The high availability capability is based on standard Linux packages – heartbeat and drbd.
Both heartbeat and drbd are installed on the master and slave nodes:
drbd synchronizes a replicated partition between the two servers (but the partition itself /dev/drbd0 is visible only on the master node).
/opt/ufm/files is mounted on the drbd device and all data under this directory (partition) is replicated.
Heartbeat is responsible for starting UFM on master node and stopping it on the slave.

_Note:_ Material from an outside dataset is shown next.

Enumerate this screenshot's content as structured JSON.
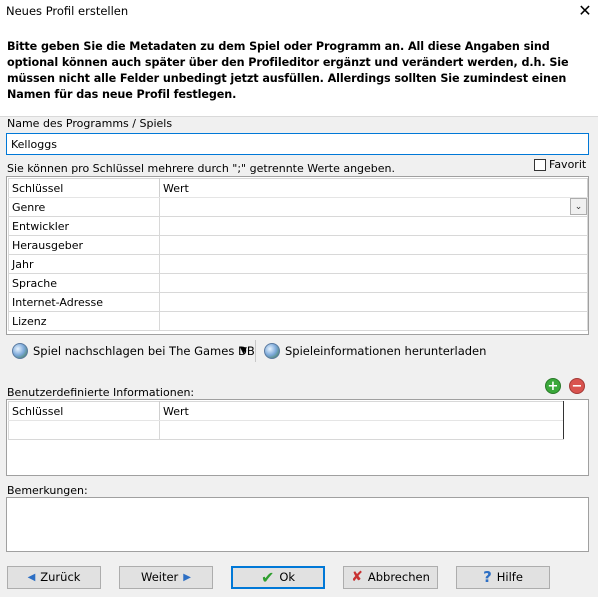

Heartbeat sends "keep alive" messages between the two servers, and when the master fails, the slave assumes mastership.Warning
For high availability, use a reliable and high-capacity out-of-band management network (1 Gb Ethernet is recommended). Using inband IPoIB will cause the HA split-brain condition if there is an InfiniBand network failure.
A virtual IP (VIP) address is an IP address that is not connected to a specific computer or Network Interface card (NIC) on a computer. Incoming packets are sent to the VIP address, but all packets travel through real Network Interfaces.
The VIP address belongs to the master node; failover of the system will result in failover of the virtual IP to the second node as well. When using UFM with HA, it is essential to always use the virtual IP instead of the server’s IP to assure UFM operation on the master server.
Always use the virtual IP instead of the server’s IP to assure connection to the UFM master server.
The failover will not happen if the standby server is not ready to take the mastership. UFM Health periodically checks the readiness of the standby server for the following:
management network connectivity
disk space availability
if the server is connected to the same InfiniBand cluster
if the management InfiniBand port is Active and the IPoIB interface is UP and RUNNING
If any of the condition above is not met, UFM Health will send a critical event. It is strongly recommended to repair the standby server as soon as possible to prevent risk of cluster malfunction.